How to allow function to work with integers or floats?

Question

I found a function to compute a mean and have been playing with it. The code snippet below runs, but if the data inside the input changes from a float to an int an error occurs. How do I get this to work with floats and integers?

use std::borrow::Borrow;

fn mean(arr: &mut [f64]) -> f64 {
    let mut i = 0.0;
    let mut mean = 0.0;
    for num in arr {
        i += 1.0;
        mean += (num.borrow() - mean) / i;
    }
    mean
}

fn main() {
    let val = mean(&mut vec![4.0, 5.0, 3.0, 2.0]);
    println!("The mean is {}", val);
}

Answer 1

The code in the question doesn't compile because f64 does not have a borrow() method. Also, the slice it accepts doesn't need to be mutable since we are not changing it. Here is a modified version that compiles and works:

fn mean(arr: &[f64]) -> f64 {
    let mut i = 0.0;
    let mut mean = 0.0;
    for &num in arr {
        i += 1.0;
        mean += (num - mean) / i;
    }
    mean
}

We specify &num when looping over arr, so that the type of num is f64 rather than a reference to f64. This snippet would work with both, but omitting it would break the generic version.

For the same function to accept floats and integers alike, its parameter needs to be generic. Ideally we'd like it to accept any type that can be converted into f64, including f32 or user-defined types that defin such a conversion. Something like this:

fn mean<T>(arr: &[T]) -> f64 {
    let mut i = 0.0;
    let mut mean = 0.0;
    for &num in arr {
        i += 1.0;
        mean += (num as f64 - mean) / i;
    }
    mean
}

This doesn't compile because x as f64 is not defined for x of an arbitry type. Instead, we need a trait bound on T that defines a way to convert T values to f64. This is exactly the purpose of the Into trait; every type T that implements Into<U> defines an into(self) -> U method. Specifying T: Into<f64> as the trait bound gives us the into() method that returns an f64.
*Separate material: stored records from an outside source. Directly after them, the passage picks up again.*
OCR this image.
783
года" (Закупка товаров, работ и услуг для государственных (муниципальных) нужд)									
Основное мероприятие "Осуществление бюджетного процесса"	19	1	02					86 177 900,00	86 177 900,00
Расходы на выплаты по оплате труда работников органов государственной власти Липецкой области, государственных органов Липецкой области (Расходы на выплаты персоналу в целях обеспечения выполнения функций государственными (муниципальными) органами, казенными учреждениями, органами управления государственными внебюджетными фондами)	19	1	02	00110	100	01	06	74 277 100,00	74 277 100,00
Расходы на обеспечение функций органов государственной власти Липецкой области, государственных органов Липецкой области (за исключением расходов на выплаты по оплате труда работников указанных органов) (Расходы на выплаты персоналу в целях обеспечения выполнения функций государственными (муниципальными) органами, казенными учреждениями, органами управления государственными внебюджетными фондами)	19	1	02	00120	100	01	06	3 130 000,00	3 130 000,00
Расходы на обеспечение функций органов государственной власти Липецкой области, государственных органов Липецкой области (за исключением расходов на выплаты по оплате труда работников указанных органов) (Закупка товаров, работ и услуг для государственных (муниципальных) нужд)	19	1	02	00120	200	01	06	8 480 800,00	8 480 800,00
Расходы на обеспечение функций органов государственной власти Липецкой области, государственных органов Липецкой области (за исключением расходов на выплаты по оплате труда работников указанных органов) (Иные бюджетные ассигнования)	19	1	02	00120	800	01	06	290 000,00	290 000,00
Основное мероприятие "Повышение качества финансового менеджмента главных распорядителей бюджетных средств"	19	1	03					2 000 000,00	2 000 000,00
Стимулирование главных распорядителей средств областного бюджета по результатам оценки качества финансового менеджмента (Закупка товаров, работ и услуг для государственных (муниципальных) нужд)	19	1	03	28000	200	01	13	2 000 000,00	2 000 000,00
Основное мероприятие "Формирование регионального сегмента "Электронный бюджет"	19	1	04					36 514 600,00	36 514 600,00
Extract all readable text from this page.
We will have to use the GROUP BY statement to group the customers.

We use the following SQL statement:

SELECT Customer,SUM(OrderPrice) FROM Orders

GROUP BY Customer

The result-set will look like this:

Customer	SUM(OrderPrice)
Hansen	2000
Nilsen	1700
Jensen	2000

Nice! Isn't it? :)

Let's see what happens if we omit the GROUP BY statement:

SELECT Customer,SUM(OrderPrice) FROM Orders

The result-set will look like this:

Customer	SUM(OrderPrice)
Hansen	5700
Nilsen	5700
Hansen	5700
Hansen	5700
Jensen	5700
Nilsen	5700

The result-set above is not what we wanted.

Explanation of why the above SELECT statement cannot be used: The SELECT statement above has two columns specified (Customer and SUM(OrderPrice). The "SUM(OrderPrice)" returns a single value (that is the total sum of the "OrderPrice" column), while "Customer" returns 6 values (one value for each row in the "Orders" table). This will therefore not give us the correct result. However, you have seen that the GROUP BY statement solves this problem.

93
We also need to request T to be Copy, to prevent reading the value from the array to "consume" the value, i.e. attempt moving it out of the array. Since primitive numbers such as integers implement Copy, this is ok for us. Working code then looks like this:

fn mean<T: Into<f64> + Copy>(arr: &[T]) -> f64 {
    let mut i = 0.0;
    let mut mean = 0.0;
    for &num in arr {
        i += 1.0;
        mean += (num.into() - mean) / i;
    }
    mean
}

fn main() {
    let val1 = mean(&vec![4.0, 5.0, 3.0, 2.0]);
    let val2 = mean(&vec![4, 5, 3, 2]);
    println!("The means are {} and {}", val1, val2);
}

Note that this will only work for types that define lossless conversion to f64. Thus it will work for u32, i32 (as in the above example) and smaller integer types, but it won't accept for example a vector of i64 or u64, which cannot be losslessly converted to f64.

Also note that this problem lends nicely to functional programming idioms such as enumerate() and fold(). Although outside the scope of this already longish answer, writing out such an implementation is an exercise hard to resist.